今回見るまで知らなかったのですが、この映画、日本でも非常に話題になった『善き人のためのソナタ』で主演し、今年7月に亡くなったウルリッヒ・ミューエが出ています。ドイツ語吹き替え版が出ているのは多分そのためで、写真はDVDのジャケットですが、なぜかゾルゲよりも、尾崎秀実よりも、ウルリッヒ・ミューエが目立っています。名前も真ん中に、一番大きく書いてあるし。ゾルゲにだまされる駐日ドイツ大使の役なのですが、ミューエの演技がすばらしいのと、だまされるくらいだからとっても良い人で、チョイ役のくせに妙に印象に残る人物でした。

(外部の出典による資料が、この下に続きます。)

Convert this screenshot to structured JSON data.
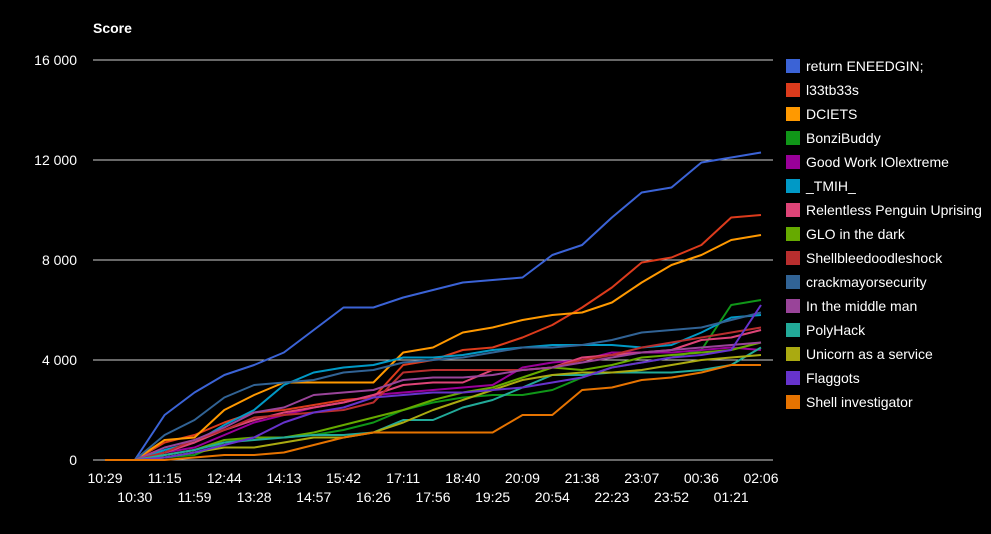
{
  "chart_data": {
    "type": "line",
    "ylabel": "Score",
    "xlabel": "",
    "ylim": [
      0,
      16000
    ],
    "yticks": [
      0,
      4000,
      8000,
      12000,
      16000
    ],
    "ytick_labels": [
      "0",
      "4 000",
      "8 000",
      "12 000",
      "16 000"
    ],
    "grid": true,
    "legend_position": "right",
    "x": [
      "10:29",
      "10:30",
      "11:15",
      "11:59",
      "12:44",
      "13:28",
      "14:13",
      "14:57",
      "15:42",
      "16:26",
      "17:11",
      "17:56",
      "18:40",
      "19:25",
      "20:09",
      "20:54",
      "21:38",
      "22:23",
      "23:07",
      "23:52",
      "00:36",
      "01:21",
      "02:06"
    ],
    "xtick_rows": {
      "top": [
        "10:29",
        "11:15",
        "12:44",
        "14:13",
        "15:42",
        "17:11",
        "18:40",
        "20:09",
        "21:38",
        "23:07",
        "00:36",
        "02:06"
      ],
      "bottom": [
        "10:30",
        "11:59",
        "13:28",
        "14:57",
        "16:26",
        "17:56",
        "19:25",
        "20:54",
        "22:23",
        "23:52",
        "01:21"
      ]
    },
    "series": [
      {
        "name": "return ENEEDGIN;",
        "color": "#3b63d6",
        "values": [
          0,
          0,
          1800,
          2700,
          3400,
          3800,
          4300,
          5200,
          6100,
          6100,
          6500,
          6800,
          7100,
          7200,
          7300,
          8200,
          8600,
          9700,
          10700,
          10900,
          11900,
          12100,
          12300
        ]
      },
      {
        "name": "l33tb33s",
        "color": "#dc3b1c",
        "values": [
          0,
          0,
          700,
          1000,
          1500,
          1900,
          2000,
          2200,
          2400,
          2500,
          3800,
          4000,
          4400,
          4500,
          4900,
          5400,
          6100,
          6900,
          7900,
          8100,
          8600,
          9700,
          9800
        ]
      },
      {
        "name": "DCIETS",
        "color": "#ff9900",
        "values": [
          0,
          0,
          800,
          900,
          2000,
          2600,
          3100,
          3100,
          3100,
          3100,
          4300,
          4500,
          5100,
          5300,
          5600,
          5800,
          5900,
          6300,
          7100,
          7800,
          8200,
          8800,
          9000
        ]
      },
      {
        "name": "BonziBuddy",
        "color": "#109618",
        "values": [
          0,
          0,
          100,
          200,
          700,
          900,
          900,
          1000,
          1200,
          1500,
          2000,
          2300,
          2500,
          2600,
          2600,
          2800,
          3300,
          3700,
          3900,
          4100,
          4400,
          6200,
          6400
        ]
      },
      {
        "name": "Good Work IOlextreme",
        "color": "#990099",
        "values": [
          0,
          0,
          300,
          500,
          1000,
          1500,
          1800,
          2100,
          2300,
          2600,
          2700,
          2800,
          2900,
          3000,
          3700,
          3900,
          4000,
          4300,
          4300,
          4300,
          4400,
          4500,
          4400
        ]
      },
      {
        "name": "_TMIH_",
        "color": "#0099c6",
        "values": [
          0,
          0,
          400,
          700,
          1400,
          2000,
          3000,
          3500,
          3700,
          3800,
          4100,
          4100,
          4200,
          4400,
          4500,
          4600,
          4600,
          4600,
          4500,
          4600,
          5100,
          5700,
          5800
        ]
      },
      {
        "name": "Relentless Penguin Uprising",
        "color": "#dd4477",
        "values": [
          0,
          0,
          300,
          700,
          1200,
          1600,
          1900,
          2100,
          2300,
          2600,
          3000,
          3100,
          3100,
          3600,
          3600,
          3700,
          4100,
          4200,
          4300,
          4400,
          4800,
          4900,
          5200
        ]
      },
      {
        "name": "GLO in the dark",
        "color": "#66aa00",
        "values": [
          0,
          0,
          200,
          400,
          800,
          900,
          900,
          1100,
          1400,
          1700,
          2000,
          2400,
          2700,
          2900,
          3300,
          3700,
          3600,
          3800,
          4100,
          4200,
          4300,
          4400,
          4700
        ]
      },
      {
        "name": "Shellbleedoodleshock",
        "color": "#b82e2e",
        "values": [
          0,
          0,
          300,
          800,
          1200,
          1700,
          1800,
          1900,
          2000,
          2300,
          3500,
          3600,
          3600,
          3600,
          3600,
          3700,
          4000,
          4200,
          4500,
          4700,
          4900,
          5100,
          5300
        ]
      },
      {
        "name": "crackmayorsecurity",
        "color": "#316395",
        "values": [
          0,
          0,
          1000,
          1600,
          2500,
          3000,
          3100,
          3200,
          3500,
          3600,
          3900,
          4000,
          4100,
          4300,
          4500,
          4500,
          4600,
          4800,
          5100,
          5200,
          5300,
          5600,
          5900
        ]
      },
      {
        "name": "In the middle man",
        "color": "#994499",
        "values": [
          0,
          0,
          500,
          800,
          1300,
          1900,
          2100,
          2600,
          2700,
          2800,
          3200,
          3300,
          3300,
          3400,
          3600,
          3700,
          3900,
          4100,
          4300,
          4400,
          4500,
          4600,
          4700
        ]
      },
      {
        "name": "PolyHack",
        "color": "#22aa99",
        "values": [
          0,
          0,
          200,
          400,
          700,
          800,
          900,
          1000,
          1000,
          1100,
          1600,
          1600,
          2100,
          2400,
          2900,
          3400,
          3400,
          3500,
          3500,
          3500,
          3600,
          3800,
          4500
        ]
      },
      {
        "name": "Unicorn as a service",
        "color": "#aaaa11",
        "values": [
          0,
          0,
          100,
          300,
          500,
          500,
          700,
          900,
          900,
          1100,
          1500,
          2000,
          2400,
          2800,
          3200,
          3400,
          3500,
          3500,
          3600,
          3800,
          4000,
          4100,
          4200
        ]
      },
      {
        "name": "Flaggots",
        "color": "#6633cc",
        "values": [
          0,
          0,
          100,
          300,
          600,
          900,
          1500,
          1900,
          2100,
          2500,
          2600,
          2700,
          2700,
          2800,
          2900,
          3100,
          3300,
          3700,
          3900,
          4100,
          4200,
          4400,
          6200
        ]
      },
      {
        "name": "Shell investigator",
        "color": "#e67300",
        "values": [
          0,
          0,
          0,
          100,
          200,
          200,
          300,
          600,
          900,
          1100,
          1100,
          1100,
          1100,
          1100,
          1800,
          1800,
          2800,
          2900,
          3200,
          3300,
          3500,
          3800,
          3800
        ]
      }
    ]
  }
}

DVDについていたキャスト紹介によると、ウルリッヒ・ミューエは、1953年生まれ。毛皮職人の息子で自分は大工だったのが、東ドイツ時代のライプツィヒで演劇を始め、ハイナー・ミュラーに発掘されて、舞台や映画で活躍したということでした。以前、大学院のゼミで、ラインハルト・イルグルという作家を読んだのですが、イルグルも、東ドイツでたしか電気工として働いていて、劇場の照明係をしていたことからミュラーに発掘された人物で、奇しくも、1953年生まれでした。

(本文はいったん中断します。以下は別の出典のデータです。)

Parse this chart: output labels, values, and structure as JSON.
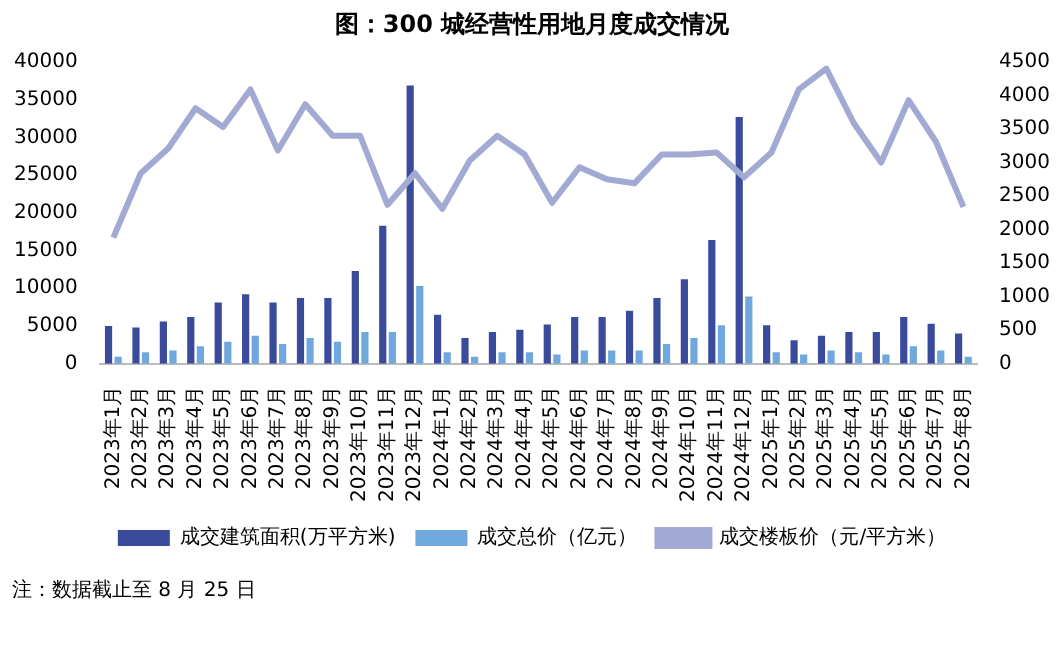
{
  "chart_data": {
    "type": "bar",
    "title": "图：300 城经营性用地月度成交情况",
    "categories": [
      "2023年1月",
      "2023年2月",
      "2023年3月",
      "2023年4月",
      "2023年5月",
      "2023年6月",
      "2023年7月",
      "2023年8月",
      "2023年9月",
      "2023年10月",
      "2023年11月",
      "2023年12月",
      "2024年1月",
      "2024年2月",
      "2024年3月",
      "2024年4月",
      "2024年5月",
      "2024年6月",
      "2024年7月",
      "2024年8月",
      "2024年9月",
      "2024年10月",
      "2024年11月",
      "2024年12月",
      "2025年1月",
      "2025年2月",
      "2025年3月",
      "2025年4月",
      "2025年5月",
      "2025年6月",
      "2025年7月",
      "2025年8月"
    ],
    "series": [
      {
        "name": "成交建筑面积(万平方米)",
        "color": "#3a4b9b",
        "values": [
          5000,
          4800,
          5600,
          6200,
          8100,
          9200,
          8100,
          8700,
          8700,
          12300,
          18300,
          36900,
          6500,
          3400,
          4200,
          4500,
          5200,
          6200,
          6200,
          7000,
          8700,
          11200,
          16400,
          32700,
          5100,
          3100,
          3700,
          4200,
          4200,
          6200,
          5300,
          4000
        ]
      },
      {
        "name": "成交总价（亿元）",
        "color": "#6fa8dc",
        "values": [
          900,
          1500,
          1750,
          2300,
          2900,
          3700,
          2600,
          3400,
          2900,
          4200,
          4200,
          10300,
          1500,
          900,
          1500,
          1500,
          1200,
          1750,
          1750,
          1750,
          2600,
          3400,
          5100,
          8900,
          1500,
          1200,
          1750,
          1500,
          1200,
          2300,
          1750,
          900
        ]
      },
      {
        "name": "成交楼板价（元/平方米）",
        "type": "line",
        "axis": "y2",
        "color": "#a2aad3",
        "values": [
          1880,
          2840,
          3210,
          3810,
          3530,
          4090,
          3180,
          3870,
          3400,
          3400,
          2370,
          2840,
          2310,
          3030,
          3400,
          3120,
          2400,
          2930,
          2750,
          2690,
          3120,
          3120,
          3150,
          2780,
          3150,
          4090,
          4400,
          3590,
          3000,
          3930,
          3310,
          2340
        ]
      }
    ],
    "ylim": [
      0,
      40000
    ],
    "yticks": [
      0,
      5000,
      10000,
      15000,
      20000,
      25000,
      30000,
      35000,
      40000
    ],
    "y2lim": [
      0,
      4500
    ],
    "y2ticks": [
      0,
      500,
      1000,
      1500,
      2000,
      2500,
      3000,
      3500,
      4000,
      4500
    ],
    "grid": false,
    "legend": "bottom",
    "marker": "none",
    "annotations": [
      "注：数据截止至 8 月 25 日"
    ]
  }
}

壁の崩壊から18年経って、今、ドイツでは、その時代を改めて考え直す作業が、少しずつ始まっています。数年前にやはり日本でもヒットした『グッバイ、レーニン』などはその典型ですし、流行ったかどうかは知りませんが、『ゾフィー・ショル』も、壁の崩壊によって新しく見つかった尋問調書を元に構成した映画でした。ミューエやイルグルなどは、わたしから見ると親の世代ですが、これからは多分わたしの世代が、子どもとして体験した壁の崩壊や統一をテーマにしたものを出し始めるはずで、どんなものが出てくるのか、楽しみにしています。